Le permis de construire est déposé pour une inauguration espérée fin 2020. 800 m2 abritant, d’une part, un magasin pour développer les ventes sous la marque maison La viande d’Henri et, d’autre part, une nouvelle salle de découpe. « Actuellement, nous refusons du monde et de la prestation. Nous possédons une barquetteuse qui ne tourne pas par manque de place. Notre objectif étant de continuer à développer les services aux éleveurs. Dans ce projet, nous avons disposé pour eux une nouvelle pièce attenante à une salle de découpe qui sera trois fois plus grande », explique Pascale Thébault en présentant les plans de la future enceinte. Tout a été pensé. « Désormais, chacun passera par un sas d’habillage pour s’équiper avant de venir assister à la découpe de son animal et préparer ses colis. » Des salles seront également dédiées à la saucisserie, au hachage de la viande ou à la cuisson pour ceux commercialisant de la charcuterie.

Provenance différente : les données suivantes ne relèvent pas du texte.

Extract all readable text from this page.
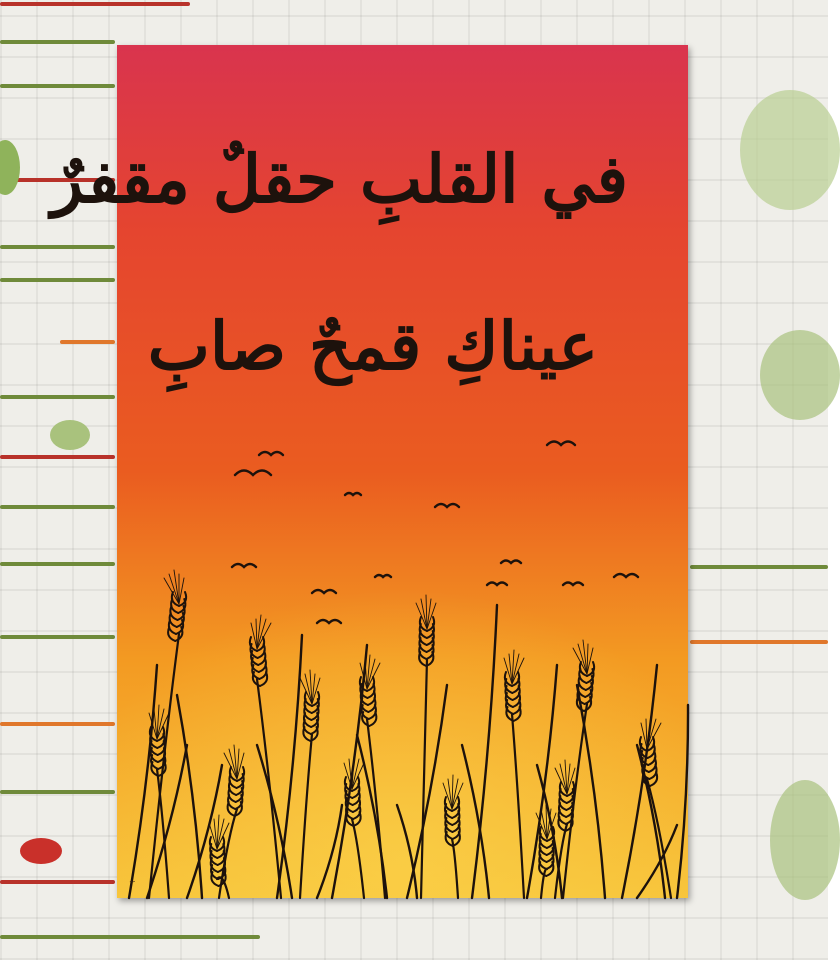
في القلبِ حقلٌ مقفرٌ

عيناكِ قمحٌ صابِ

~
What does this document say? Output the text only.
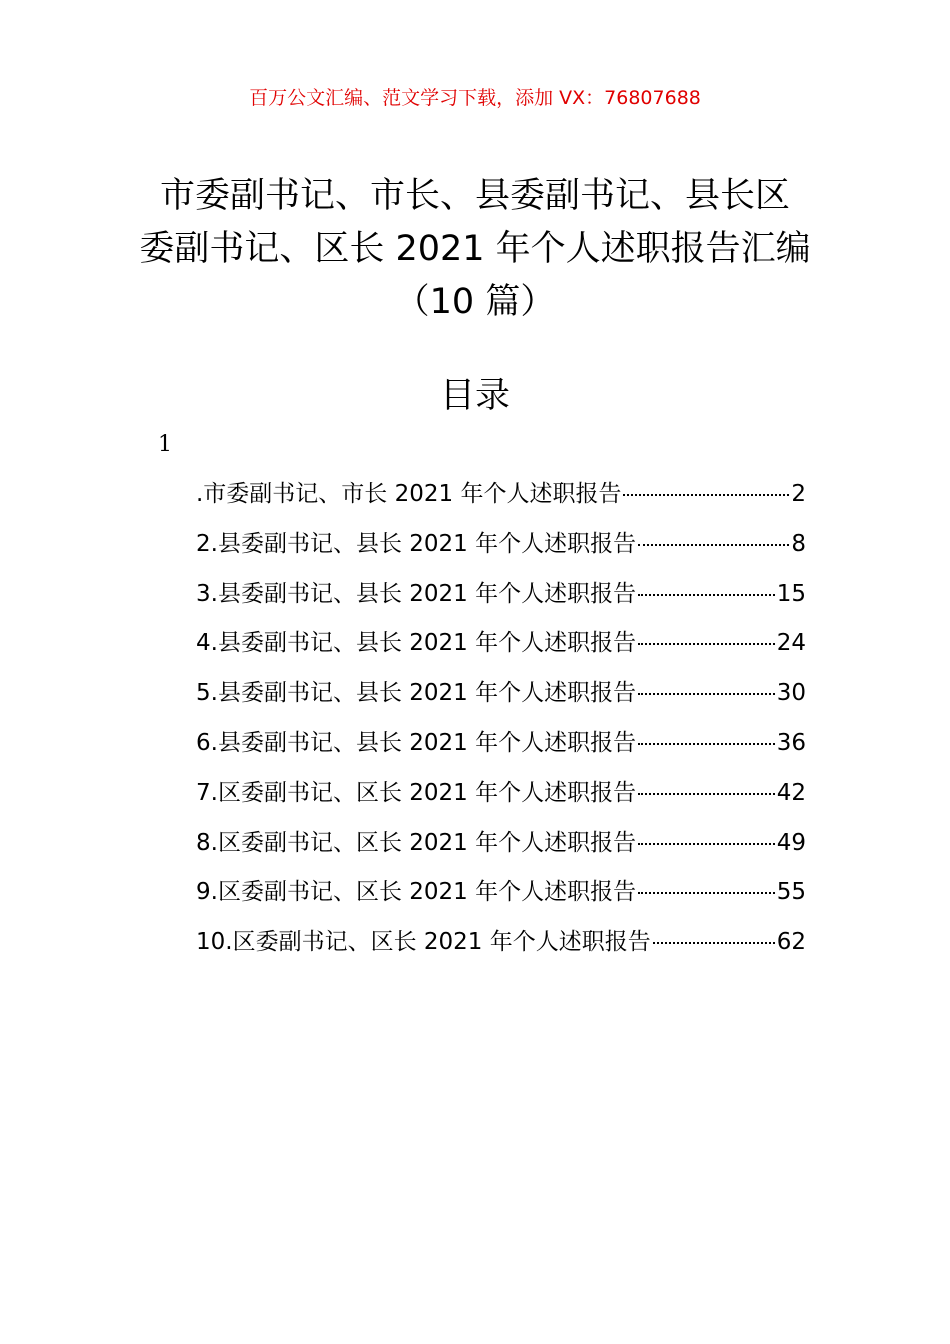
百万公文汇编、范文学习下载，添加 VX：76807688
市委副书记、市长、县委副书记、县长区
委副书记、区长 2021 年个人述职报告汇编
（10 篇）
目录
1
.市委副书记、市长 2021 年个人述职报告	2
2.县委副书记、县长 2021 年个人述职报告	8
3.县委副书记、县长 2021 年个人述职报告	15
4.县委副书记、县长 2021 年个人述职报告	24
5.县委副书记、县长 2021 年个人述职报告	30
6.县委副书记、县长 2021 年个人述职报告	36
7.区委副书记、区长 2021 年个人述职报告	42
8.区委副书记、区长 2021 年个人述职报告	49
9.区委副书记、区长 2021 年个人述职报告	55
10.区委副书记、区长 2021 年个人述职报告	62
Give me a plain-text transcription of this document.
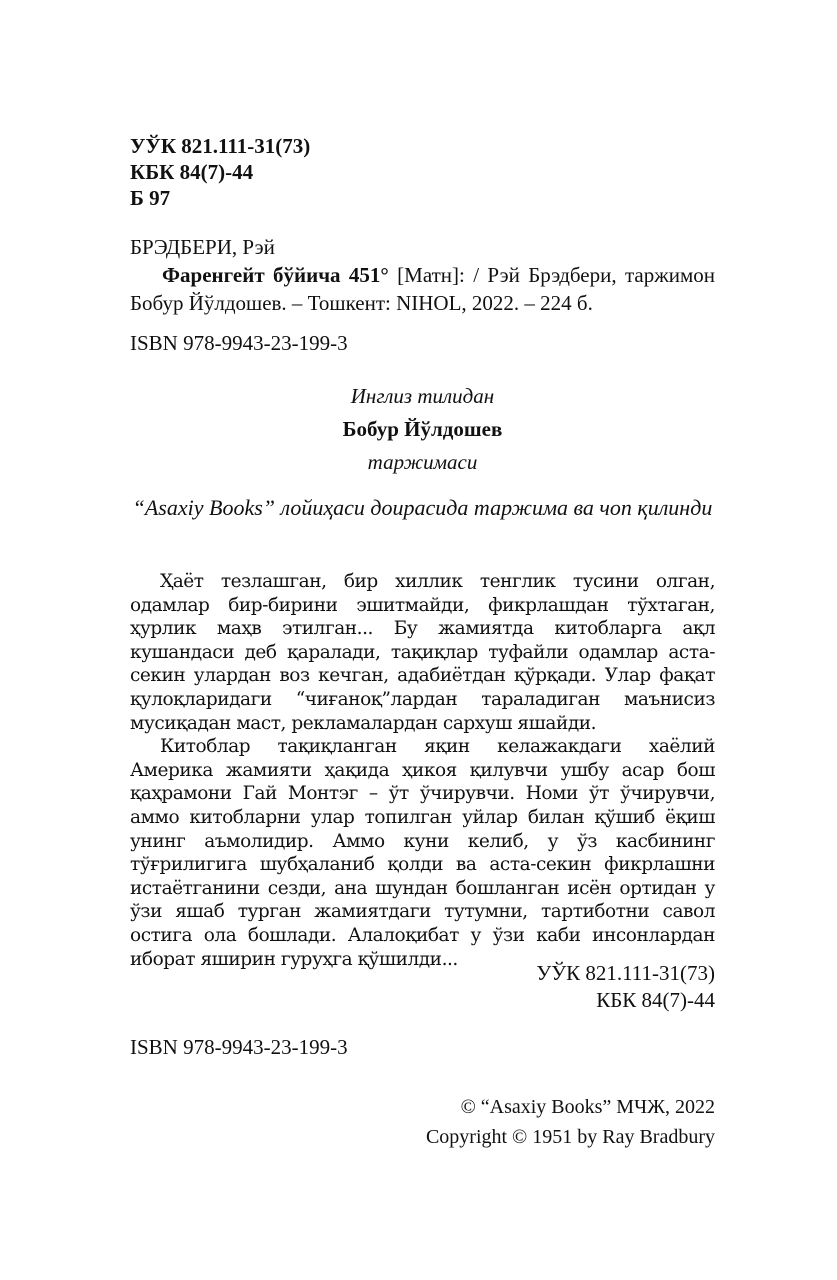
УЎК 821.111-31(73)
КБК 84(7)-44
Б 97
БРЭДБЕРИ, Рэй

Фаренгейт бўйича 451° [Матн]: / Рэй Брэдбери, таржимон Бобур Йўлдошев. – Тошкент: NIHOL, 2022. – 224 б.

ISBN 978-9943-23-199-3
Инглиз тилидан
Бобур Йўлдошев
таржимаси
“Asaxiy Books” лойиҳаси доирасида таржима ва чоп қилинди

Ҳаёт тезлашган, бир хиллик тенглик тусини олган, одамлар бир-бирини эшитмайди, фикрлашдан тўхтаган, ҳурлик маҳв этилган... Бу жамиятда китобларга ақл кушандаси деб қаралади, тақиқлар туфайли одамлар аста-секин улардан воз кечган, адабиётдан қўрқади. Улар фақат қулоқларидаги “чиғаноқ”лардан тараладиган маънисиз мусиқадан маст, рекламалардан сархуш яшайди.

Китоблар тақиқланган яқин келажакдаги хаёлий Америка жамияти ҳақида ҳикоя қилувчи ушбу асар бош қаҳрамони Гай Монтэг – ўт ўчирувчи. Номи ўт ўчирувчи, аммо китобларни улар топилган уйлар билан қўшиб ёқиш унинг аъмолидир. Аммо куни келиб, у ўз касбининг тўғрилигига шубҳаланиб қолди ва аста-секин фикрлашни истаётганини сезди, ана шундан бошланган исён ортидан у ўзи яшаб турган жамиятдаги тутумни, тартиботни савол остига ола бошлади. Алалоқибат у ўзи каби инсонлардан иборат яширин гуруҳга қўшилди...

УЎК 821.111-31(73)
КБК 84(7)-44
ISBN 978-9943-23-199-3
© “Asaxiy Books” МЧЖ, 2022
Copyright © 1951 by Ray Bradbury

Les règles de l’abatTage d’urgencE
Dans le circuit traditionnel, une vache ou un porc à la patte cassée reste sur le quai de la ferme. « Grâce à notre capacité à faire du cas par cas, nous donnons une chance aux éleveurs de récupérer la viande et d’éviter un départ vers l’équarrissage  », explique Henri Thébault. La semaine dernière par exemple, un accident de ce type est arrivé. « Le propriétaire a eu le bon réflexe : il a appelé très vite son vétérinaire qui est chargé de juger de la transportabilité de l’animal. Les documents réglementaires de l’élevage étaient en règle. L’éleveur a pu l’emmener tout de suite ici. » À l’arrivée, l’euthanasie de la vache blessée a été évitée et la carcasse de 489 kg valorisée.